10.11.08
Religious behaviorism and the pseudo-scientific study of religion
Here’s the article in Science commented on here already: The Origin and Evolution of Religious Prosociality, and a (silly) commentary,
Does Religion Make People Nicer?
Only if they think Sky Big Brother is watching
Ara Norenzayan* and Azim F. Shariff
We examine empirical evidence for religious prosociality, the hypothesis that religions facilitate costly behaviors that benefit other people. Although sociological surveys reveal an association between self-reports of religiosity and prosociality, experiments measuring religiosity and actual prosocial behavior suggest that this association emerges primarily in contexts where reputational concerns are heightened. Experimentally induced religious thoughts reduce rates of cheating and increase altruistic behavior among anonymous strangers. Experiments demonstrate an association between apparent profession of religious devotion and greater trust. Cross-cultural evidence suggests an association between the cultural presence of morally concerned deities and large group size in humans. We synthesize converging evidence from various fields for religious prosociality, address its specific boundary conditions, and point to unresolved questions and novel predictions.
Here’s the original commentary.
More stupidity on religion in Science magazine
I have not read this article, so I am commenting on general depictions. But the point is clear enough.
Fallacy #1: religion arises via natural selection
Fallacy #2: religious behaviorism is the same as ‘religion’.
The post here cited deals with the first fallacy. As to the second it is simply meaningless, except to a sociologist, to address the question of religion simply in terms of the actual behavior of believers. Religion is about the interaction of individuals and their limitations in the context of an ideal.
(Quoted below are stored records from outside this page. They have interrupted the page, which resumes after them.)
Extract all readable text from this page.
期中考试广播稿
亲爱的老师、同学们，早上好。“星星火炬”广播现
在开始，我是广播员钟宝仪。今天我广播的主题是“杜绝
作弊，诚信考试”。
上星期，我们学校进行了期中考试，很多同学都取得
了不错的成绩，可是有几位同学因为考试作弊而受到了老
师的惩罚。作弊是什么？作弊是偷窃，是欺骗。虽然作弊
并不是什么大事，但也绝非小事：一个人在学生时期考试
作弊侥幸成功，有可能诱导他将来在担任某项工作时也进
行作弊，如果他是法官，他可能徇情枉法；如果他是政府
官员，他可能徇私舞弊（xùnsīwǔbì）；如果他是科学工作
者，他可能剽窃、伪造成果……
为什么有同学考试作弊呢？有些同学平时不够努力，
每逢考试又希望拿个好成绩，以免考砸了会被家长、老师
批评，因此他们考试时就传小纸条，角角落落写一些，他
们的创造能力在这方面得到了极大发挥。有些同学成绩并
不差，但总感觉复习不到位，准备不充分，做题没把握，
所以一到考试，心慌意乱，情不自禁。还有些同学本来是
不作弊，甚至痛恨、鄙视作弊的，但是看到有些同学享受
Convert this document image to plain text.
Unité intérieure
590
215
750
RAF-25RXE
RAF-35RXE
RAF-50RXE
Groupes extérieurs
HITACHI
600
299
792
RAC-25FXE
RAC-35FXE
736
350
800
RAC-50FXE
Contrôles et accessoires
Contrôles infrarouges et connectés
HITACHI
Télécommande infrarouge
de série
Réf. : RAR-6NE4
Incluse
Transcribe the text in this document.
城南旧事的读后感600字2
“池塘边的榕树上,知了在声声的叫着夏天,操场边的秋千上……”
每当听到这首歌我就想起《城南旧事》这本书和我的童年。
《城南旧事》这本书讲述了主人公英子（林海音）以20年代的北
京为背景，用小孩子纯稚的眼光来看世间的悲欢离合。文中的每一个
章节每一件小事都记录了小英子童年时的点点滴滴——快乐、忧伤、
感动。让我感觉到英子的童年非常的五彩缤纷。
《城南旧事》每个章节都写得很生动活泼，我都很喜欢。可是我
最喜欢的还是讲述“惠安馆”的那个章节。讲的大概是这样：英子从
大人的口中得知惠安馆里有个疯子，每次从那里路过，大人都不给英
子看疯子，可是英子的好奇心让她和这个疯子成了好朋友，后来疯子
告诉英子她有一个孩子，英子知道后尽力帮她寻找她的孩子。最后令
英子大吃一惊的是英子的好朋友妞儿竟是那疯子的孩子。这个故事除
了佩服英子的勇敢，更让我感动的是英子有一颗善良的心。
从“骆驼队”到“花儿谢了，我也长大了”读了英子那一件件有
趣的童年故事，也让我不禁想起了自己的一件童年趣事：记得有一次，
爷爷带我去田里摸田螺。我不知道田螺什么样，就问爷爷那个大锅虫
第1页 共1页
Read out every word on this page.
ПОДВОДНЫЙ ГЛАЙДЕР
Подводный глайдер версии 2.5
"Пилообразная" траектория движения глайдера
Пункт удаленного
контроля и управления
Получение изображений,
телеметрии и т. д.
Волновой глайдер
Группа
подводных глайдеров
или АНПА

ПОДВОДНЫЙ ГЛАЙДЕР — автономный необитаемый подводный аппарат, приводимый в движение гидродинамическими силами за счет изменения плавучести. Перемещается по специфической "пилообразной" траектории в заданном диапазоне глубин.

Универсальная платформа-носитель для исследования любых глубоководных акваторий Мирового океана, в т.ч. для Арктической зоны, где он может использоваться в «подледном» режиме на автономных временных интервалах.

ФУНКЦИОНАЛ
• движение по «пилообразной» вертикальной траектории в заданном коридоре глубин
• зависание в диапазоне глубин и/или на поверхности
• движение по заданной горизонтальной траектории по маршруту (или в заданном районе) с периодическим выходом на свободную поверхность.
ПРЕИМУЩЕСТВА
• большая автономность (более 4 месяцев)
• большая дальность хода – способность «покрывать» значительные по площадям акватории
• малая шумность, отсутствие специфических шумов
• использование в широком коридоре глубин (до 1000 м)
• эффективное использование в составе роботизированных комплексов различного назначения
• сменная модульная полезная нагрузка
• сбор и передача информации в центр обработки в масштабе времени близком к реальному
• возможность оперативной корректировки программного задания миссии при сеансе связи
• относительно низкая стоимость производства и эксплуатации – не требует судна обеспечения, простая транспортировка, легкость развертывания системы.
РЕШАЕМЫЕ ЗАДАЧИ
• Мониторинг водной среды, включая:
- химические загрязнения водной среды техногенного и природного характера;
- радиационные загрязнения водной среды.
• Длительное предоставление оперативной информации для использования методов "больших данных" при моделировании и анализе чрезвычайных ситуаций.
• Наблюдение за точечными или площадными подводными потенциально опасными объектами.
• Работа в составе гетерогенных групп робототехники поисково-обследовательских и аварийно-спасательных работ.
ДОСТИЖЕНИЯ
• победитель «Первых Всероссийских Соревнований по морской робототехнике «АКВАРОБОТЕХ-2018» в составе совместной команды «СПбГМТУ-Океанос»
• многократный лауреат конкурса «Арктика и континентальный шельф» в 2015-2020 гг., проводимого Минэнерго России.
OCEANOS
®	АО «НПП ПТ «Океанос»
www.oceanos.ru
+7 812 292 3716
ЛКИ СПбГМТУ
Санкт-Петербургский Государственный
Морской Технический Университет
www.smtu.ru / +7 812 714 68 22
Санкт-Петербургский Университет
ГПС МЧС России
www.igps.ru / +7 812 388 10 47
(Note in passing the clear distinctions in Kantian ethics on such issues)
Have the writers of this article never heard of sermons? Someone stands up and harangues a flock with a set of ‘oughts’. The actual behavior of the religious adherents is not considered worthy of religious membership, etc, etc, in all sorts of permutations and combinations.
In general the premise of a science of religion is false, and has drifted in the direction of behavior manipulation on the part of socially over-conditioned civil society groups. No account is given in the definition of religion as to history, genesis, long-range success or failure (over centuries/millennia), etc.
Everything is thrown together in one block, and called religion.
It is an extreme oversimplification.
In general, this is a kind of laziness. And a wilful desire to mechanize religion to control it, secularize it, and deny it the basis of its real existence: the human will.